Le modèle de référence de la fonction Product Control vient des Etats-Unis : plusieurs fonctions de contrôle sont placées sous une responsabilité unique baptisée Product Control ce qui les rend particulièrement visibles. Dans ce modèle, la fonction Product Control rapporte directement au département Finance afin de garantir son indépendance vis-à-vis des lignes métier.
Dans les modèles européens, les fonctions de contrôle sont dispersées et placées sous plusieurs responsabilités, ce qui les rend moins visibles. Certains contrôles sont effectués par le département des Risques, d’autres par le Middle Office, le Back Office ou la direction financière.
Suite à la crise et au recentrage sur le cœur de métier qui s’en est suivi, les institutions financières ont été conduites à réévaluer leur modèle de Product Control.
En fonction de leur taille, du degré de diversification de leurs activités, de leurs processus métier et de leurs procédures, elles vont opter pour l’organisation et le processus à la fois le plus sécurisé et le plus stimulant pour les métiers.
La mesure de performance des activités des institutions financières, tant en ce qui concerne les perspectives de croissance que le profil de risque aussi bien que l’évaluation permanente de la stratégie, est examinée avec beaucoup d’attention par de nombreux acteurs.
Suivant la façon dont elles sont organisées, les fonctions de Product Control se montrent plus ou moins efficientes dans leur capacité à mesurer de façon adéquate la performance de l’activité et à lever des alertes.
Le modèle unifié de Product Control tend actuellement à se répandre, car il aide à la compréhension des activités par la vision globale qu’il apporte.
Le modèle fragmenté / découplé de Product Control délègue les responsabilités liées au contrôle du P&L à des unités spécialisées et indépendantes, en mettant l’accent sur l’expertise et la ségrégation des tâches.
Au cours de la dernière décennie, les institutions financières ont expérimenté plusieurs modèles d’implantation de leur fonction de Product Control dans leur organisation.
De nombreuses organisations ont eu du mal à déterminer un juste équilibre entre indépendance, expertise et efficience.
Certaines institutions financières ont progressivement transformé leur cadre organisationnel originel, tandis que d’autres ont hésité entre les deux modèles.
Le modèle unifié consiste à placer tous les rôles et responsabilités essentiels de la fonction Product Control sous une autorité unique. Suivant les institutions financières, cette autorité peut être la direction financière, la direction opérationnelle ou la direction des risques.
Le modèle découplé tend au contraire à répartir les rôles et responsabilités essentiels de la fonction Product Control sous plusieurs autorités.
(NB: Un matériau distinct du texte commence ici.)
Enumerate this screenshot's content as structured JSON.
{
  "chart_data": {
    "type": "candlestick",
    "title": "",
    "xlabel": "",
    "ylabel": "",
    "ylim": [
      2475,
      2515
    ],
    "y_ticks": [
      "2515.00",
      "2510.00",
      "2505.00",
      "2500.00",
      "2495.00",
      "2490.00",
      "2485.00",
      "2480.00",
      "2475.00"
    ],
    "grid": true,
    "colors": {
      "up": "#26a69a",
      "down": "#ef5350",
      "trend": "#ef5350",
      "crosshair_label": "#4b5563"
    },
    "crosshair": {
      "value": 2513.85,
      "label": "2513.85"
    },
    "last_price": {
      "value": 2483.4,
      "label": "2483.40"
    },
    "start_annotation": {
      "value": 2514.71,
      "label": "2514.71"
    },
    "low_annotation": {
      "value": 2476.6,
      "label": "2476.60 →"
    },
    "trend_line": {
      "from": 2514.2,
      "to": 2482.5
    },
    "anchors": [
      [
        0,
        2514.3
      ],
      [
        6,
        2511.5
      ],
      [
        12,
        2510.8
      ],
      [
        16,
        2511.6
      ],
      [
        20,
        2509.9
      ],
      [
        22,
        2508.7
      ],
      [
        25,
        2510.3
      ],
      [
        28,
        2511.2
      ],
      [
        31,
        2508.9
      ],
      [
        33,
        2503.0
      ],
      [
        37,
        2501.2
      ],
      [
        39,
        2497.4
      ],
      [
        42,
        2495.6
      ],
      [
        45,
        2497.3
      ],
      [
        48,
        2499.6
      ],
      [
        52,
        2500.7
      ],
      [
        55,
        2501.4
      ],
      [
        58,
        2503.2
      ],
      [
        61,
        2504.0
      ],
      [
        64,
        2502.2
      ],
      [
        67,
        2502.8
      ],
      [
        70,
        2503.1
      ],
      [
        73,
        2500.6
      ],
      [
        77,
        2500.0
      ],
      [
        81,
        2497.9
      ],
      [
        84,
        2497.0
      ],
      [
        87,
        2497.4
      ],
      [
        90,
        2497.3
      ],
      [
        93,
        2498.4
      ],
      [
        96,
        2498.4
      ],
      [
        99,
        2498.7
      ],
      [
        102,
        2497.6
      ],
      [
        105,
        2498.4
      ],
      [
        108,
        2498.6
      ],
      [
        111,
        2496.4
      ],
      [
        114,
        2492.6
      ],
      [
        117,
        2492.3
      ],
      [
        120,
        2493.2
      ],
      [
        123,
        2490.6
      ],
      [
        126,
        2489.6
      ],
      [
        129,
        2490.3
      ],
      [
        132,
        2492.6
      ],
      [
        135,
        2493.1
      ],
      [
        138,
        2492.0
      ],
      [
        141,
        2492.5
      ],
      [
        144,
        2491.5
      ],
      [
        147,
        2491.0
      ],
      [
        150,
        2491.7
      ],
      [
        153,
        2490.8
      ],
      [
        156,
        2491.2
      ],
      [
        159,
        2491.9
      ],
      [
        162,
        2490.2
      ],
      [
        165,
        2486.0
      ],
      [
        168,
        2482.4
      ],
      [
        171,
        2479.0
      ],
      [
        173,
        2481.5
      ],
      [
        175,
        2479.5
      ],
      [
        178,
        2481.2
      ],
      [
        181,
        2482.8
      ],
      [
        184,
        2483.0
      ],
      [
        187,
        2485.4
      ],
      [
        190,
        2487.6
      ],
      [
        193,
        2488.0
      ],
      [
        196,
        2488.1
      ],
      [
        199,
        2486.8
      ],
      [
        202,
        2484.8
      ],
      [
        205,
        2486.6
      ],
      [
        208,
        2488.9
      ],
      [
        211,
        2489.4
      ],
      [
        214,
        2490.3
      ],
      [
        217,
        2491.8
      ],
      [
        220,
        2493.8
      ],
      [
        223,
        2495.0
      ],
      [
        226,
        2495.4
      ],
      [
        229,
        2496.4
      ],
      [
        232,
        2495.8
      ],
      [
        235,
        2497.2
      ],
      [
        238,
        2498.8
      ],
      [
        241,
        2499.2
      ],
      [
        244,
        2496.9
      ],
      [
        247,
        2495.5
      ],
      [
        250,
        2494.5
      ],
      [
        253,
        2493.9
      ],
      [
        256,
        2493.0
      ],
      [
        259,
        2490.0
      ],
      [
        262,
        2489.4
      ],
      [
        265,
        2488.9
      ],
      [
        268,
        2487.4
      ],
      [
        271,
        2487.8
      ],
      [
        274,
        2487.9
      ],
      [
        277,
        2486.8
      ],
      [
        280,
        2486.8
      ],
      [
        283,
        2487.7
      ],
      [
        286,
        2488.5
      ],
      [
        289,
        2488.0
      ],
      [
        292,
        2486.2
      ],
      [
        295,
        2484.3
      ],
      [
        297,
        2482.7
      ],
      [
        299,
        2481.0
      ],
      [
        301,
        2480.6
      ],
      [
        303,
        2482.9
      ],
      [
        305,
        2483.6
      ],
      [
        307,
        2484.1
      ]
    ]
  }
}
En fonction de leur taille, de leur organisation et du niveau d’intégration de leurs processus et de leurs systèmes, les institutions financières peuvent opter pour un modèle global ou pour un modèle multi-local d’organisation de leur fonction Product Control.
Le modèle global est caractérisé par trois éléments d’intégration :
Le modèle multi-local est plus ouvert et donne une large autonomie aux fonctions Product Control locales :
Bien que certains modèles soient principalement multi-locaux, on observe dans certaines institutions financières une recherche d’harmonisation, en vue de la consolidation des résultats. Les référentiels locaux sont réconciliés avec ceux du groupe et les résultats consolidés sont réconciliés avec le reporting financier du groupe.
Quand il existe un modèle découplé, certaines institutions financières peuvent mixer les modèles global et multi-local. Ainsi, la vérification indépendante des prix peut être sous la responsabilité de la direction des risques au niveau global, tandis que le contrôle des couvertures peut être effectué par la direction financière sur un modèle multi-local.
Le modèle unifié et le modèle global de Product Control apparaissent incontestablement comme plus adaptés pour permettre aux institutions financières de faire face aux enjeux d’un environnement de crise :
Cependant, ces modèles peuvent se révéler difficiles à implémenter et coûteux en termes de taille des équipes à constituer. Il peut être envisagé de réduire ces équipes aux fonctions centrales du Product Control, qui sont celles qui apportent le plus de synergies souhaitées.
Quel que soit le modèle de Product Control, son efficacité découle principalement des conditions dans lesquelles il est implémenté :
En effet, le Product Control ne peut être efficace que dans un environnement favorable au contrôle en général. Ainsi, avant que l’affaire Madoff ne soit révélée au grand jour, des alarmes avaient été levées par des législateurs et des enquêteurs de la répression des fraudes, mais celles-ci ont été ignorées par la SEC.
L’efficacité du Product Control dépend aussi largement du soutien du management exécutif qui doit être à l’écoute des signaux d’alarme et montrer clairement sa volonté d’y répondre immédiatement par des actions appropriées.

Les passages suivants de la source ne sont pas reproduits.